L’année 2025 s’est ainsi déroulée dans un contexte caractérisé par un accès restreint aux financements extérieurs, un niveau élevé de la dette publique et une pression sociale soutenue. Cette configuration a conduit l’Etat à privilégier des mesures à rendement immédiat, souvent au détriment de réformes structurelles de fond, telles que la refonte du système fiscal, la réforme des entreprises publiques ou l’intégration effective de l’économie informelle.
Dans ces conditions, l’amélioration globale demeure limitée et insuffisante pour renforcer durablement la soutenabilité budgétaire. Le bilan fiscal de 2025 traduit ainsi davantage une gestion défensive imposée par l’urgence financière qu’une réforme fiscale offensive.
Sur le plan de l’équité, les mesures adoptées ont principalement visé l’amélioration du rendement fiscal à court terme, la réduction de certaines niches jugées excessives et le renforcement des mécanismes de contrôle et de traçabilité. Toutefois, elles n’ont pas profondément transformé le système fiscal, et la question de l’équité reste largement inachevée.
Les salariés du secteur formel continuent de supporter l’essentiel de la charge de l’Irpp à travers la retenue à la source. L’absence de révision du barème pour tenir compte de l’inflation a contribué à l’érosion de leur pouvoir d’achat et au renforcement du sentiment d’injustice fiscale, sans pour autant rétablir l’équité horizontale vis-à-vis des autres catégories de contribuables.

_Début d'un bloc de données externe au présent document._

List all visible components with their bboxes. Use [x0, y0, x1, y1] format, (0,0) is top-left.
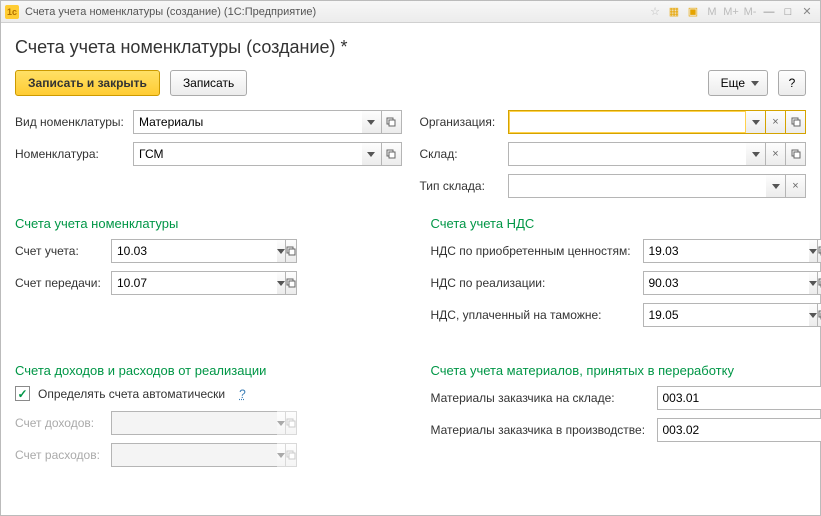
- dropdown-icon[interactable]: [766, 174, 786, 198]
- window-title: Счета учета номенклатуры (создание) (1С:…: [25, 6, 645, 18]
- memory-mplus-icon[interactable]: M+: [722, 4, 740, 20]
- open-icon[interactable]: [786, 142, 806, 166]
- nomenclature-type-label: Вид номенклатуры:: [15, 115, 133, 129]
- organization-label: Организация:: [420, 115, 508, 129]
- materials-warehouse-input[interactable]: [657, 386, 821, 410]
- help-button[interactable]: ?: [778, 70, 806, 96]
- vat-realization-input[interactable]: [643, 271, 809, 295]
- window-titlebar: 1c Счета учета номенклатуры (создание) (…: [1, 1, 820, 23]
- expense-account-label: Счет расходов:: [15, 448, 111, 462]
- materials-production-input[interactable]: [657, 418, 821, 442]
- transfer-account-input[interactable]: [111, 271, 277, 295]
- more-button[interactable]: Еще: [708, 70, 768, 96]
- section-vat-title: Счета учета НДС: [431, 216, 807, 231]
- more-button-label: Еще: [721, 76, 745, 90]
- dropdown-icon[interactable]: [277, 271, 286, 295]
- materials-production-label: Материалы заказчика в производстве:: [431, 423, 657, 437]
- warehouse-type-input[interactable]: [508, 174, 767, 198]
- open-icon[interactable]: [382, 142, 402, 166]
- vat-customs-label: НДС, уплаченный на таможне:: [431, 308, 643, 322]
- income-account-input: [111, 411, 277, 435]
- clear-icon[interactable]: ×: [766, 142, 786, 166]
- warehouse-label: Склад:: [420, 147, 508, 161]
- dropdown-icon[interactable]: [809, 303, 818, 327]
- dropdown-icon[interactable]: [746, 142, 766, 166]
- dropdown-icon[interactable]: [809, 271, 818, 295]
- clear-icon[interactable]: ×: [786, 174, 806, 198]
- transfer-account-label: Счет передачи:: [15, 276, 111, 290]
- minimize-icon[interactable]: —: [760, 4, 778, 20]
- nomenclature-type-input[interactable]: [133, 110, 362, 134]
- page-title: Счета учета номенклатуры (создание) *: [15, 37, 806, 58]
- account-label: Счет учета:: [15, 244, 111, 258]
- auto-accounts-checkbox[interactable]: ✓: [15, 386, 30, 401]
- memory-mminus-icon[interactable]: M-: [741, 4, 759, 20]
- calendar-icon[interactable]: ▣: [684, 4, 702, 20]
- app-icon: 1c: [5, 5, 19, 19]
- vat-acquired-input[interactable]: [643, 239, 809, 263]
- auto-accounts-label: Определять счета автоматически: [38, 387, 225, 401]
- dropdown-icon[interactable]: [746, 110, 766, 134]
- chevron-down-icon: [751, 81, 759, 86]
- star-icon[interactable]: ☆: [646, 4, 664, 20]
- help-link[interactable]: ?: [239, 387, 246, 401]
- save-and-close-button[interactable]: Записать и закрыть: [15, 70, 160, 96]
- dropdown-icon[interactable]: [362, 142, 382, 166]
- income-account-label: Счет доходов:: [15, 416, 111, 430]
- open-icon[interactable]: [286, 239, 297, 263]
- section-materials-title: Счета учета материалов, принятых в перер…: [431, 363, 807, 378]
- open-icon[interactable]: [818, 239, 821, 263]
- warehouse-input[interactable]: [508, 142, 747, 166]
- open-icon[interactable]: [786, 110, 806, 134]
- open-icon[interactable]: [382, 110, 402, 134]
- dropdown-icon[interactable]: [362, 110, 382, 134]
- clear-icon[interactable]: ×: [766, 110, 786, 134]
- nomenclature-label: Номенклатура:: [15, 147, 133, 161]
- nomenclature-input[interactable]: [133, 142, 362, 166]
- section-accounts-title: Счета учета номенклатуры: [15, 216, 391, 231]
- memory-m-icon[interactable]: M: [703, 4, 721, 20]
- open-icon[interactable]: [818, 303, 821, 327]
- vat-customs-input[interactable]: [643, 303, 809, 327]
- dropdown-icon[interactable]: [277, 239, 286, 263]
- vat-realization-label: НДС по реализации:: [431, 276, 643, 290]
- close-icon[interactable]: ✕: [798, 4, 816, 20]
- materials-warehouse-label: Материалы заказчика на складе:: [431, 391, 657, 405]
- dropdown-icon: [277, 411, 286, 435]
- save-button[interactable]: Записать: [170, 70, 247, 96]
- dropdown-icon: [277, 443, 286, 467]
- maximize-icon[interactable]: □: [779, 4, 797, 20]
- open-icon: [286, 443, 297, 467]
- dropdown-icon[interactable]: [809, 239, 818, 263]
- organization-input[interactable]: [508, 110, 747, 134]
- toolbar: Записать и закрыть Записать Еще ?: [15, 70, 806, 96]
- account-input[interactable]: [111, 239, 277, 263]
- warehouse-type-label: Тип склада:: [420, 179, 508, 193]
- vat-acquired-label: НДС по приобретенным ценностям:: [431, 244, 643, 258]
- open-icon[interactable]: [286, 271, 297, 295]
- expense-account-input: [111, 443, 277, 467]
- open-icon: [286, 411, 297, 435]
- section-income-title: Счета доходов и расходов от реализации: [15, 363, 391, 378]
- open-icon[interactable]: [818, 271, 821, 295]
- calc-icon[interactable]: ▦: [665, 4, 683, 20]
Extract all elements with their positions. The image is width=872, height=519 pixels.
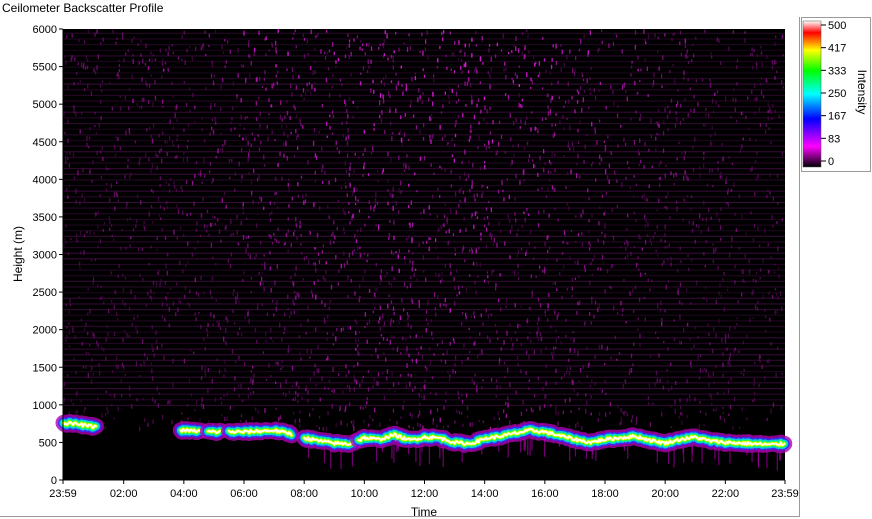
y-axis-title: Height (m): [11, 226, 25, 282]
y-tick-label: 1000: [33, 400, 57, 412]
x-tick-label: 04:00: [170, 488, 198, 500]
colorbar-tick-label: 83: [828, 133, 840, 145]
y-tick-label: 0: [51, 475, 57, 487]
x-tick-label: 06:00: [230, 488, 258, 500]
chart-svg: 0500100015002000250030003500400045005000…: [11, 20, 869, 519]
y-tick-label: 2500: [33, 287, 57, 299]
x-tick-label: 14:00: [471, 488, 499, 500]
colorbar-label: Intensity: [855, 70, 869, 115]
x-axis: 23:59 02:00 04:00 06:00 08:00 10:00 12:00 14:00…: [49, 479, 799, 500]
x-tick-label: 16:00: [531, 488, 559, 500]
x-tick-label: 23:59: [771, 488, 799, 500]
x-tick-label: 23:59: [49, 488, 77, 500]
y-tick-label: 3500: [33, 212, 57, 224]
colorbar-tick-label: 167: [828, 111, 846, 123]
x-tick-label: 02:00: [110, 488, 138, 500]
y-tick-label: 5000: [33, 99, 57, 111]
x-tick-label: 22:00: [712, 488, 740, 500]
backscatter-noise-layer: [63, 29, 785, 432]
colorbar-tick-label: 250: [828, 88, 846, 100]
y-tick-label: 5500: [33, 62, 57, 74]
y-tick-label: 6000: [33, 24, 57, 36]
x-tick-label: 12:00: [411, 488, 439, 500]
colorbar-gradient: [802, 20, 822, 168]
colorbar-tick-label: 0: [828, 156, 834, 168]
colorbar-tick-label: 417: [828, 43, 846, 55]
y-tick-label: 2000: [33, 325, 57, 337]
colorbar-tick-label: 500: [828, 20, 846, 32]
colorbar-tick-label: 333: [828, 65, 846, 77]
y-tick-label: 4000: [33, 174, 57, 186]
y-tick-label: 3000: [33, 250, 57, 262]
y-tick-label: 4500: [33, 137, 57, 149]
y-tick-label: 500: [39, 437, 57, 449]
y-tick-label: 1500: [33, 362, 57, 374]
x-tick-label: 10:00: [351, 488, 379, 500]
plot-area[interactable]: [63, 29, 785, 480]
x-tick-label: 20:00: [651, 488, 679, 500]
colorbar-ticks: 500 417 333 250 167 83 0: [821, 20, 846, 168]
x-tick-label: 18:00: [591, 488, 619, 500]
x-tick-label: 08:00: [290, 488, 318, 500]
x-axis-title: Time: [411, 505, 438, 519]
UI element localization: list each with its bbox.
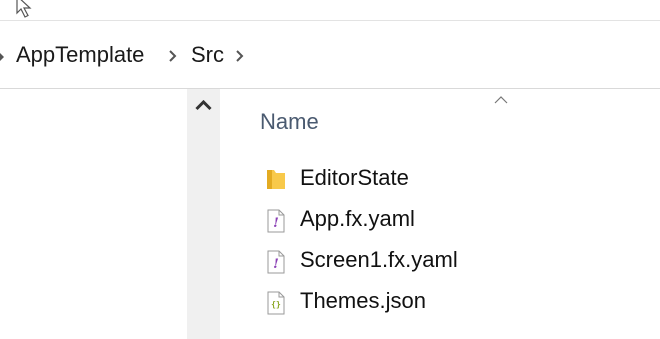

Les salariés et le sentiment de « payer pour tous » !
De leur côté, les grandes entreprises structurées ont vu leur contribution augmenter sous l’effet du renforcement des contrôles fiscaux et douaniers. En revanche, les PME et TPE, plus vulnérables face à la complexité du système fiscal, ont bénéficié d’un soutien.
Malgré des initiatives volontaristes et l’introduction d’outils numériques destinés à améliorer la traçabilité, la contribution fiscale de l’économie informelle demeure marginale et la concurrence déloyale persiste, mettant en évidence les limites structurelles des réformes engagées.
Dans ce contexte, les salariés ont le sentiment de «payer pour tous», les entreprises formelles se sentent pénalisées et la confiance envers l’administration fiscale reste fragile. Cette perception négative freine l’adhésion citoyenne à l’impôt, pourtant indispensable à toute réforme fiscale durable.
Sur le volet économique, la politique fiscale tunisienne en 2025 a été guidée avant tout par les impératifs de financement du budget, dans un cadre marqué par des marges budgétaires réduites, une dette publique élevée et un accès limité aux financements extérieurs. Anis Ben Saïd précise que la fiscalité a ainsi privilégié le rendement à court terme, souvent au détriment de la compétitivité et de l’investissement.
La charge fiscale pesant sur les entreprises formelles est restée élevée et peu lisible. La multiplicité des taxes, l’instabilité des règles et l’incertitude fiscale ont freiné les décisions d’investissement, limitant la capacité des PME et des acteurs productifs à se développer. En l’absence d’incitations fiscales ciblées en faveur de l’investissement, de l’innovation ou de l’export, la contribution de la fiscalité à la croissance est demeurée faible et indirecte.
Les PME ont été particulièrement affectées par des coûts de conformité élevés et un accès restreint aux avantages fiscaux, tandis que les secteurs productifs n’ont pas bénéficié d’une fiscalité différenciée ou clairement orientée vers la création de valeur.
En définitive, la fiscalité tunisienne en 2025 a permis de stabiliser les équilibres budgétaires à court terme, mais n’a pas constitué un levier significatif pour l’investissement, la croissance ou la compétitivité. Comme le souligne Ben Saïd, sans relance de la croissance, intégration réelle de l’économie informelle et refonte en profondeur du système fiscal, les améliorations observées resteront temporaires.